Die ärmere Hälfte der Menschheit ist nur für 10% der globalen Emissionen verantwortlich, während die reichsten 10% die Hälfte aller Emissionen produzieren. Zu diesem Ergebnis kommt eine Studie der Organisation Oxfam. Tim Gore, der Autor der Studie, betont, dass die am wenigsten Verantwortlichen zugleich die Auswirkungen der Klimakrise am härtesten zu spüren bekommen. Klimagerechtigkeit bedeutet daher, dass vor allem die Reichen ihre Emissionen rasch verringern und zugleich Finanzen für Anpassungsmaßnahmen bereitstellen. Doch statt der notwendigen Reduktion vom 80% bis 2030 hat die EU bisher nicht einmal die Hälfte angeboten. Anstelle der erforderlichen 1,5 Billionen Dollar pro Jahr für Anpassung und Strukturwandel ist bei den Klimaverhandlungen nur von 100 Millarden die Rede – deren Bereitstellung außerdem noch fragwürdig ist.

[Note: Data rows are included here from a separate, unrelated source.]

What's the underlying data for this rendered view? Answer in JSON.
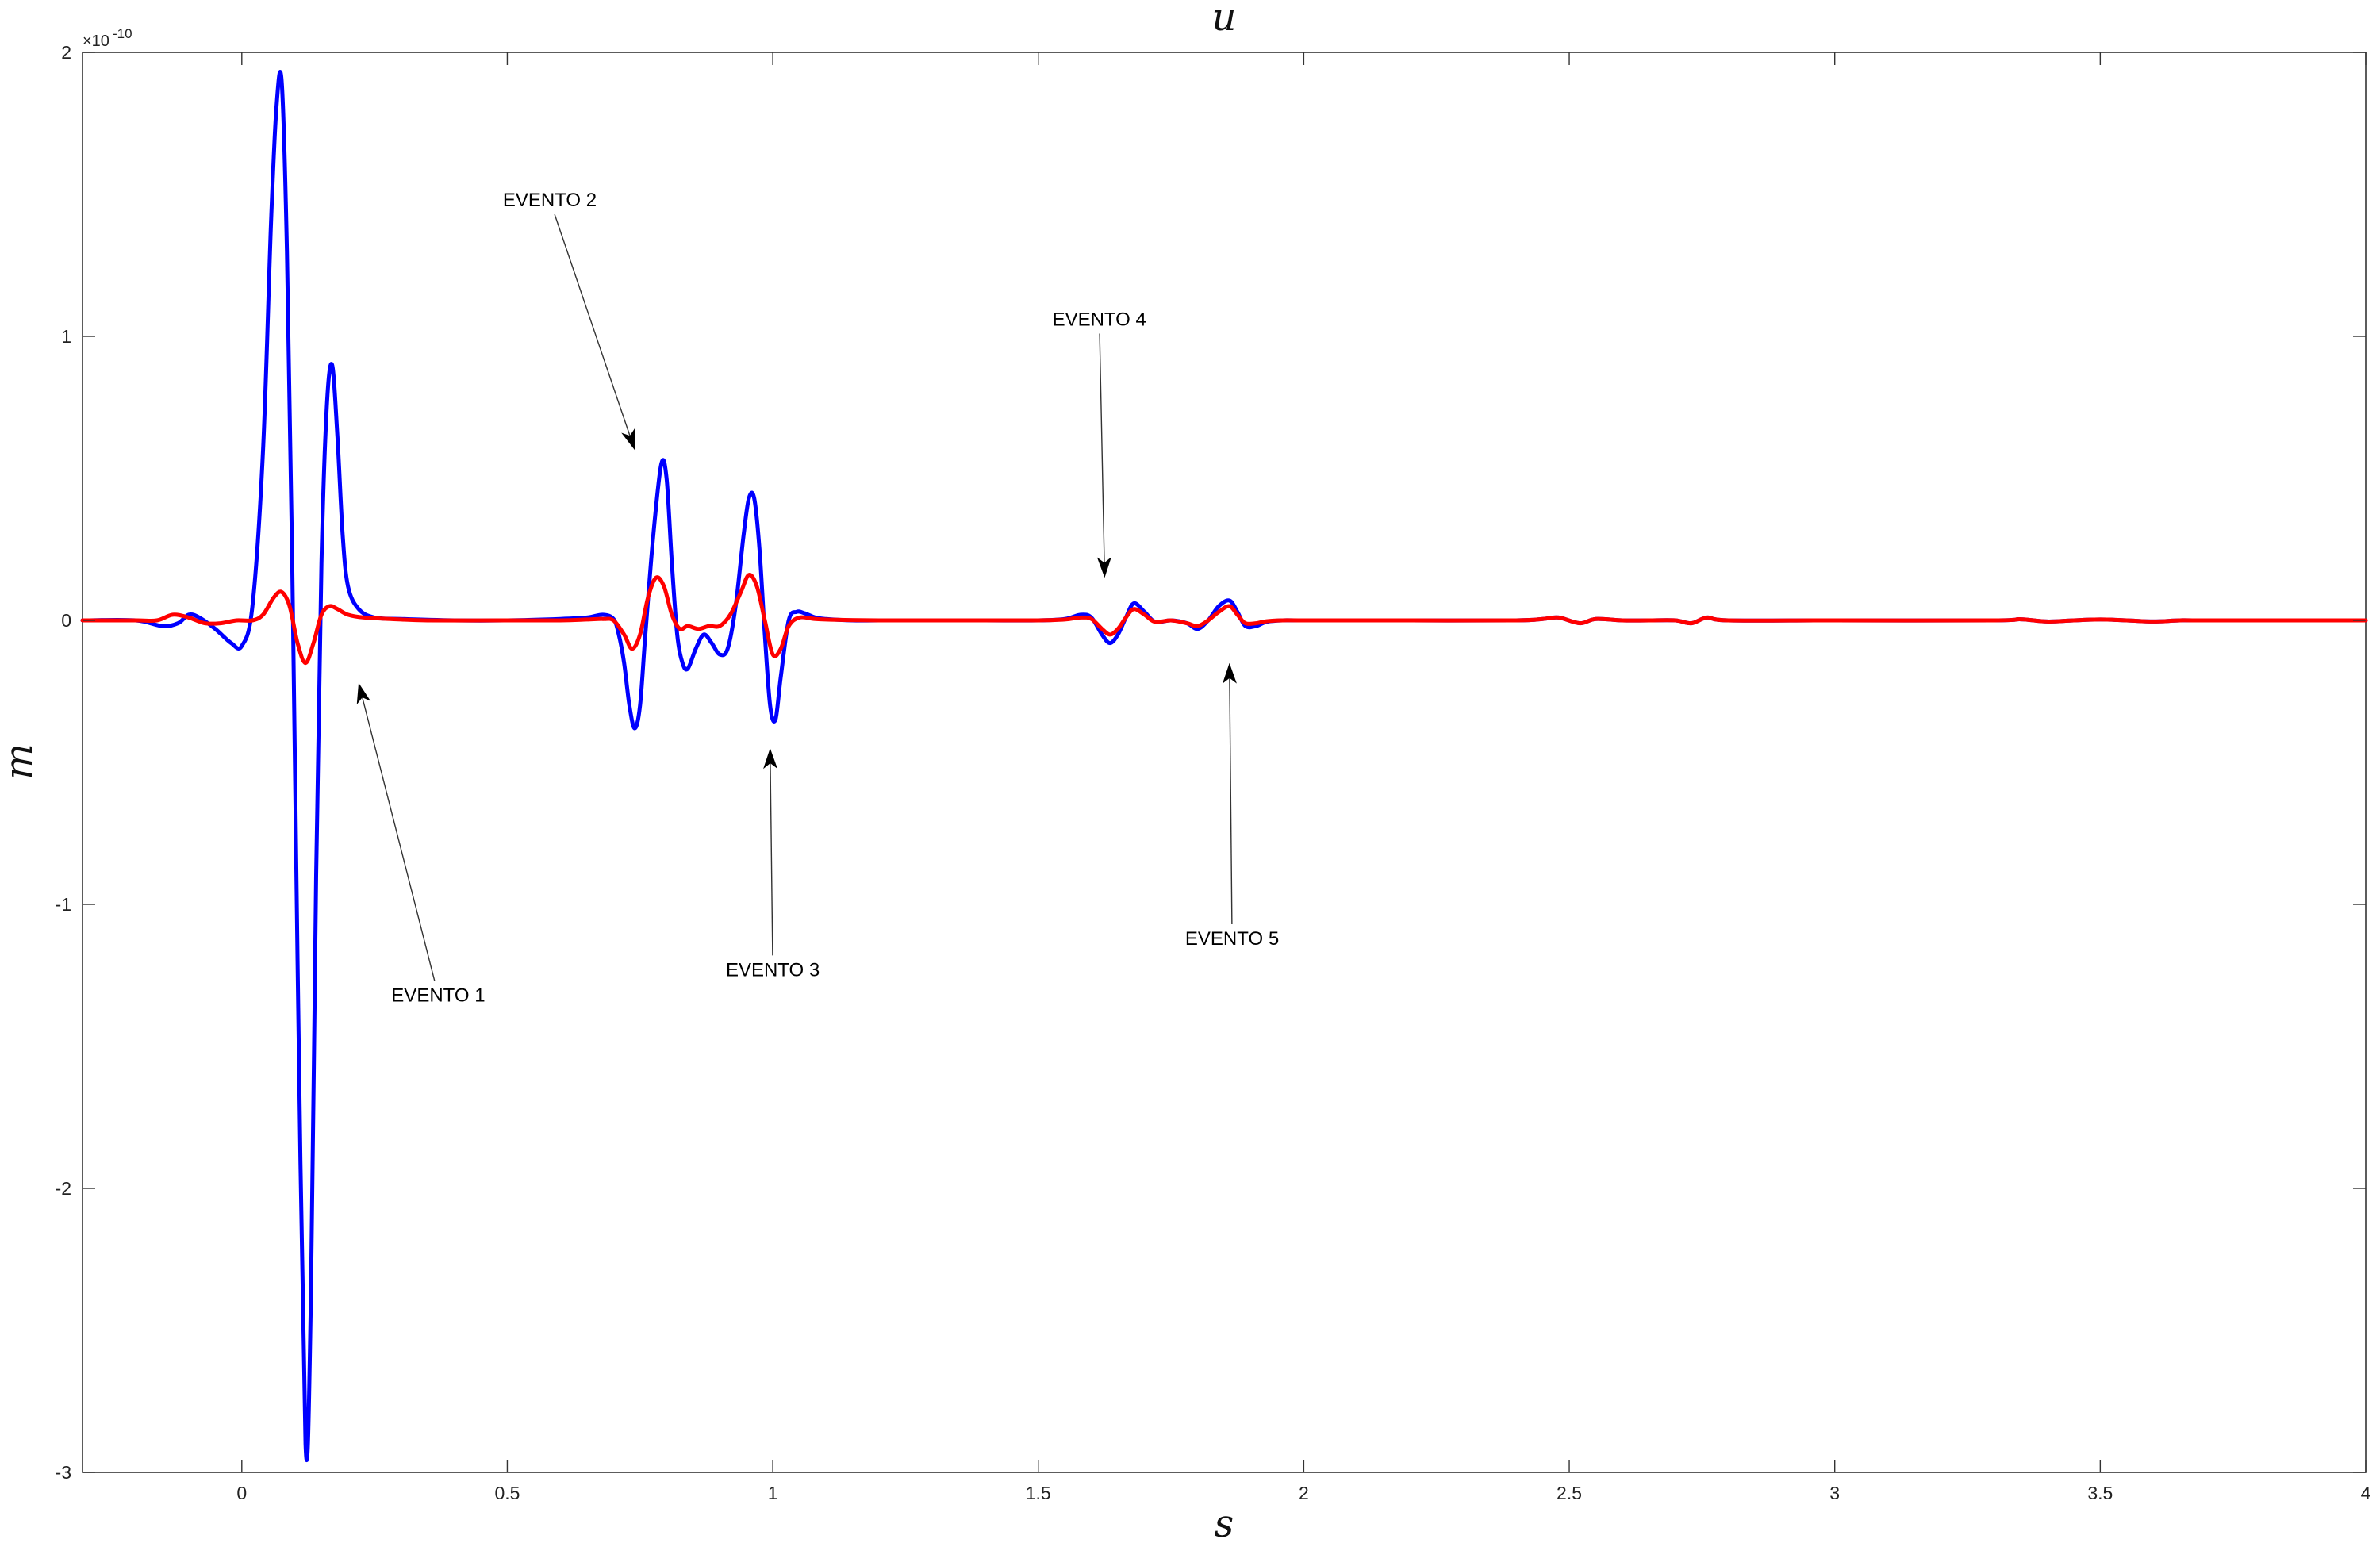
{
  "chart_data": {
    "type": "line",
    "title": "u",
    "xlabel": "s",
    "ylabel": "m",
    "xlim": [
      -0.3,
      4
    ],
    "ylim": [
      -3e-10,
      2e-10
    ],
    "y_exponent_label": "×10",
    "y_exponent_power": "-10",
    "xticks": [
      0,
      0.5,
      1,
      1.5,
      2,
      2.5,
      3,
      3.5,
      4
    ],
    "xtick_labels": [
      "0",
      "0.5",
      "1",
      "1.5",
      "2",
      "2.5",
      "3",
      "3.5",
      "4"
    ],
    "yticks": [
      2e-10,
      1e-10,
      0,
      -1e-10,
      -2e-10,
      -3e-10
    ],
    "ytick_labels": [
      "2",
      "1",
      "0",
      "-1",
      "-2",
      "-3"
    ],
    "grid": false,
    "series": [
      {
        "color": "#0000ff",
        "x": [
          -0.3,
          -0.2,
          -0.15,
          -0.12,
          -0.1,
          -0.08,
          -0.05,
          -0.02,
          0.0,
          0.02,
          0.04,
          0.055,
          0.065,
          0.075,
          0.085,
          0.095,
          0.105,
          0.12,
          0.13,
          0.14,
          0.15,
          0.16,
          0.17,
          0.18,
          0.19,
          0.2,
          0.22,
          0.25,
          0.3,
          0.4,
          0.5,
          0.6,
          0.65,
          0.68,
          0.7,
          0.71,
          0.72,
          0.73,
          0.74,
          0.75,
          0.76,
          0.775,
          0.79,
          0.8,
          0.81,
          0.82,
          0.83,
          0.84,
          0.855,
          0.87,
          0.885,
          0.9,
          0.915,
          0.93,
          0.945,
          0.955,
          0.965,
          0.975,
          0.985,
          0.995,
          1.005,
          1.015,
          1.03,
          1.045,
          1.06,
          1.08,
          1.1,
          1.15,
          1.2,
          1.3,
          1.4,
          1.5,
          1.55,
          1.58,
          1.6,
          1.62,
          1.635,
          1.65,
          1.665,
          1.68,
          1.7,
          1.72,
          1.75,
          1.78,
          1.8,
          1.82,
          1.84,
          1.86,
          1.875,
          1.89,
          1.91,
          1.93,
          1.96,
          2.0,
          2.2,
          2.4,
          2.45,
          2.48,
          2.52,
          2.55,
          2.6,
          2.65,
          2.7,
          2.73,
          2.76,
          2.8,
          3.0,
          3.3,
          3.35,
          3.4,
          3.45,
          3.5,
          3.55,
          3.6,
          3.65,
          3.7,
          4.0
        ],
        "y": [
          0,
          0,
          -2e-12,
          -1e-12,
          2e-12,
          1e-12,
          -3e-12,
          -8e-12,
          -9e-12,
          5e-12,
          6e-11,
          1.4e-10,
          1.8e-10,
          1.9e-10,
          1.3e-10,
          2e-11,
          -1.2e-10,
          -2.9e-10,
          -2.4e-10,
          -9e-11,
          2e-11,
          7.5e-11,
          9e-11,
          6.5e-11,
          3e-11,
          1.2e-11,
          4e-12,
          1e-12,
          5e-13,
          0,
          0,
          5e-13,
          1e-12,
          2e-12,
          5e-13,
          -5e-12,
          -1.5e-11,
          -3e-11,
          -3.8e-11,
          -3e-11,
          -5e-12,
          3e-11,
          5.5e-11,
          5e-11,
          2e-11,
          -5e-12,
          -1.5e-11,
          -1.7e-11,
          -1e-11,
          -5e-12,
          -8e-12,
          -1.2e-11,
          -1e-11,
          5e-12,
          3e-11,
          4.3e-11,
          4.3e-11,
          2.5e-11,
          -5e-12,
          -3e-11,
          -3.5e-11,
          -2e-11,
          0.0,
          3e-12,
          2.5e-12,
          1e-12,
          5e-13,
          0,
          0,
          0,
          0,
          0,
          5e-13,
          2e-12,
          1e-12,
          -5e-12,
          -8e-12,
          -5e-12,
          1e-12,
          6e-12,
          3e-12,
          -5e-13,
          0.0,
          -1e-12,
          -3e-12,
          0.0,
          5e-12,
          7e-12,
          3e-12,
          -2e-12,
          -2e-12,
          -5e-13,
          0,
          0,
          0,
          0,
          5e-13,
          1e-12,
          -1e-12,
          5e-13,
          0,
          0,
          0,
          -1e-12,
          1e-12,
          0,
          0,
          0,
          4e-13,
          -4e-13,
          0,
          3e-13,
          0,
          -4e-13,
          0,
          0,
          0
        ]
      },
      {
        "color": "#ff0000",
        "x": [
          -0.3,
          -0.2,
          -0.16,
          -0.13,
          -0.1,
          -0.07,
          -0.04,
          -0.01,
          0.02,
          0.04,
          0.06,
          0.075,
          0.09,
          0.105,
          0.12,
          0.135,
          0.15,
          0.165,
          0.18,
          0.2,
          0.23,
          0.28,
          0.35,
          0.5,
          0.6,
          0.65,
          0.68,
          0.7,
          0.72,
          0.735,
          0.75,
          0.765,
          0.78,
          0.795,
          0.81,
          0.825,
          0.84,
          0.86,
          0.88,
          0.9,
          0.92,
          0.94,
          0.955,
          0.97,
          0.985,
          1.0,
          1.015,
          1.03,
          1.05,
          1.08,
          1.12,
          1.2,
          1.4,
          1.5,
          1.55,
          1.58,
          1.6,
          1.62,
          1.635,
          1.65,
          1.665,
          1.68,
          1.7,
          1.72,
          1.75,
          1.78,
          1.8,
          1.82,
          1.84,
          1.86,
          1.875,
          1.89,
          1.91,
          1.93,
          1.96,
          2.0,
          2.2,
          2.4,
          2.45,
          2.48,
          2.52,
          2.55,
          2.6,
          2.65,
          2.7,
          2.73,
          2.76,
          2.8,
          3.0,
          3.3,
          3.35,
          3.4,
          3.45,
          3.5,
          3.55,
          3.6,
          3.65,
          3.7,
          4.0
        ],
        "y": [
          0,
          0,
          0.0,
          2e-12,
          1e-12,
          -1e-12,
          -1e-12,
          0.0,
          0.0,
          2e-12,
          8e-12,
          1e-11,
          5e-12,
          -8e-12,
          -1.5e-11,
          -8e-12,
          2e-12,
          5e-12,
          4e-12,
          2e-12,
          1e-12,
          5e-13,
          0,
          0,
          0,
          3e-13,
          5e-13,
          0.0,
          -5e-12,
          -1e-11,
          -5e-12,
          8e-12,
          1.5e-11,
          1.2e-11,
          2e-12,
          -3e-12,
          -2e-12,
          -3e-12,
          -2e-12,
          -2e-12,
          2e-12,
          1e-11,
          1.6e-11,
          1.2e-11,
          0.0,
          -1.2e-11,
          -1e-11,
          -2e-12,
          1e-12,
          5e-13,
          2e-13,
          0,
          0,
          0,
          3e-13,
          1e-12,
          5e-13,
          -3e-12,
          -5e-12,
          -3e-12,
          1e-12,
          4e-12,
          2e-12,
          -5e-13,
          0.0,
          -1e-12,
          -2e-12,
          0.0,
          3e-12,
          5e-12,
          2e-12,
          -1e-12,
          -1e-12,
          -3e-13,
          0,
          0,
          0,
          0,
          5e-13,
          1e-12,
          -1e-12,
          5e-13,
          0,
          0,
          0,
          -1e-12,
          1e-12,
          0,
          0,
          0,
          4e-13,
          -4e-13,
          0,
          3e-13,
          0,
          -4e-13,
          0,
          0,
          0
        ]
      }
    ],
    "annotations": [
      {
        "text": "EVENTO 1",
        "label_x": 0.37,
        "label_y": -1.32e-10,
        "arrow_x": 0.22,
        "arrow_y": -2.2e-11
      },
      {
        "text": "EVENTO 2",
        "label_x": 0.58,
        "label_y": 1.48e-10,
        "arrow_x": 0.74,
        "arrow_y": 6e-11
      },
      {
        "text": "EVENTO 3",
        "label_x": 1.0,
        "label_y": -1.23e-10,
        "arrow_x": 0.995,
        "arrow_y": -4.5e-11
      },
      {
        "text": "EVENTO 4",
        "label_x": 1.615,
        "label_y": 1.06e-10,
        "arrow_x": 1.625,
        "arrow_y": 1.5e-11
      },
      {
        "text": "EVENTO 5",
        "label_x": 1.865,
        "label_y": -1.12e-10,
        "arrow_x": 1.86,
        "arrow_y": -1.5e-11
      }
    ]
  }
}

Der Emissionshandel hat als Instrument gegen den Klimawandel versagt. Da es keine globale Obergrenze für CO-2-Emissionen gäbe, sind Schlupflöcher entstanden, die z.T. Mehremissionen erzeugen, so Alice Bows-Larkin vom Tyndall Centre. Zudem würden problematische Projekte wie Megastaudämme gefördert. Die Einbeziehung von Wäldern und Böden in den Emissionshandel folge zudem einer „perversen Logik“, so der bolivianische Ex-Chefunterhändler Pablo Solón. Nur diejenigen, die weniger als vorher abholzen, würden mit Emissionszertifikaten belohnt. Beunruhigend sei vor allem, dass zunehmend Kohlendioxid-Speicherung und Geo-Engeneering als Zukunftslösungen einkalkuliert würden. Statt solche gefährlichen Lösungen zu verfolgen müsse die Politik die Ursachen der Verschmutzung stoppen. Die Förderung von Kohle, Öl und Gas müsse gedrosselt werde. Stattdessen hielten die Regierungen weiter an einem System fest, das aus dem Klimaschutz ein Business mache.
Der Infrastrukturumbau von fossilen Energien hin zu erneuerbaren müsse fair ablaufen und die Arbeiter einschließen, sagt Janet Redman vom Institute for Policy Studies. Dafür brauche man eine progressive Kohlenstoffsteuer und staatliche Ordnungspolitik. Die Maßnahmen sollten vor allem die Reichen dazu bringen ihren Lebensstil zu schrumpfen, während arme Schichten die Chance erhielten, sich weiter zu entwickeln. Die Möglichkeiten, über technische Lösungen die Emissionen gemäß des 2-Grad-Ziels zu reduzieren, seien jedoch begrenzt. Daher, so Bows-Larkin, müsste auch die Nachfrage an Energie reduziert werden. Kleinbäuerliche und kommunale Lösungen sollten stärker verfolgt werden. In Deutschland, so Klimaaktivist Tadzio Müller, müsse das klimaschädliche Handelsabkommen TTIP verhindert, die Autoindustrie geschrumpft und der Kohleausstieg in einem Jahrzehnt vollzogen werden. Dazu sei auch ziviler Ungehorsam notwendig.